Les débuts de la poste sur la Côte-du-Sud

Jacques Saint-Pierre, historien, 2 mai 2002


Avant l’établissement des premiers bureaux de poste, tels qu’on les connaît aujourd’hui, les principales paroisses situées le long du chemin du roi possèdent des relais de poste. Sur la Côte-du-Sud, les premières maisons de poste sont établies en 1786, soit après l’inauguration du nouveau chemin du Portage dans la vallée du Témiscouata, qui relie la vallée du Saint-Laurent à l’Acadie.
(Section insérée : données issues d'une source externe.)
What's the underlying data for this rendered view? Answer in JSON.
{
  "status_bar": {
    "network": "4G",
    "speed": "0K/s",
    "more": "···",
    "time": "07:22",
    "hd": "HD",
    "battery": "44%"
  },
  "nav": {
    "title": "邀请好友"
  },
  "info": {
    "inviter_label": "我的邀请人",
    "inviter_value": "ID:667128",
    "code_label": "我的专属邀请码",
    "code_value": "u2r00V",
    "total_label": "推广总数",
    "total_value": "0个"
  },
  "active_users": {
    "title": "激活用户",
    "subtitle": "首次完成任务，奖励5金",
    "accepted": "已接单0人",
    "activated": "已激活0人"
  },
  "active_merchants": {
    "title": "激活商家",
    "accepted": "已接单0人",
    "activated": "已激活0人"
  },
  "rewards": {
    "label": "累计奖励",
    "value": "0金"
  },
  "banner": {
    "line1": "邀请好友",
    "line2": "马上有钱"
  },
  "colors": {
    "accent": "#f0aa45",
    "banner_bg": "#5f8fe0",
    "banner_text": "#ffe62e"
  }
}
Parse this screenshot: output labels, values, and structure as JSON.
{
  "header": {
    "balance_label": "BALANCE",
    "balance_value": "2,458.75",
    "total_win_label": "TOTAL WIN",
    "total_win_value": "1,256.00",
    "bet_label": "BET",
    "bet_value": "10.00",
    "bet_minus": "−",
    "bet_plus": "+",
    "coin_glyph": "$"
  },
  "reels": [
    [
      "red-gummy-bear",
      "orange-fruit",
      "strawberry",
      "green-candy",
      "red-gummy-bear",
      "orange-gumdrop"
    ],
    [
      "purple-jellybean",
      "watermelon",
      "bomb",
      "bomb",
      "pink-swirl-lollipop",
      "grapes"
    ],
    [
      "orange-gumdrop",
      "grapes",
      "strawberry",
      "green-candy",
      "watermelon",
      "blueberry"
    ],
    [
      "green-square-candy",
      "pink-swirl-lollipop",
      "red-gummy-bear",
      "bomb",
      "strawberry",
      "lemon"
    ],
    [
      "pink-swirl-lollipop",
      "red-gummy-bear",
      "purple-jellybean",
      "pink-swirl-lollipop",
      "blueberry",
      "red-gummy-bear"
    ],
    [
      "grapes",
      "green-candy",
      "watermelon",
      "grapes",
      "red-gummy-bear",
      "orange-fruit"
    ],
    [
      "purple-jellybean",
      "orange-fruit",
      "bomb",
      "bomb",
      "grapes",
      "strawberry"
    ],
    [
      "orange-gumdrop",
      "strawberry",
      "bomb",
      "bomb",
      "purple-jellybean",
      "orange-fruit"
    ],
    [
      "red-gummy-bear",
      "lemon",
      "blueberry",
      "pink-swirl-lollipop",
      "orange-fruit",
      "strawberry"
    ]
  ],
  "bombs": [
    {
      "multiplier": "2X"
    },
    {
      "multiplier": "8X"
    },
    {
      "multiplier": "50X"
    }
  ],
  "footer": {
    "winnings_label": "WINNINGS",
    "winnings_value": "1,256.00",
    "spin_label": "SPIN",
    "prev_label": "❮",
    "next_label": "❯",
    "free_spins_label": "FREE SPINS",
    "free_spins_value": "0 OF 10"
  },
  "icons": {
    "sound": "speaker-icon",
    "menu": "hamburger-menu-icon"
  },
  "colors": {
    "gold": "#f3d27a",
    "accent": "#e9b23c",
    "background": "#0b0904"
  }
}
Quant aux bureaux de poste, ils font leur apparition à compter de 1816. Ce n’est toutefois qu’après la construction du chemin de fer au milieu du 19e siècle que le service postal va se développer réellement.
 
Les maisons de poste
 
Les maisons de poste sont assujetties à une réglementation stricte, qui est révisée à intervalles réguliers par la chambre d’Assemblée. À chaque année, elles sont visitées par un surintendant qui vérifie si le propriétaire dispose d’un nombre suffisant de voitures en état de marche et de bons chevaux et si dans chaque relais les règlements sont affichés à la vue du public. Les frais de déplacement sont calculés en fonction de la distance à parcourir et les coûts des passages à gué et des ponts à péage sont à la charge du voyageur. À l’origine, les tarifs sont de 1 shilling par lieue lorsque la voiture est tirée par un seul cheval et 1,5 shilling si elle est tirée par deux chevaux.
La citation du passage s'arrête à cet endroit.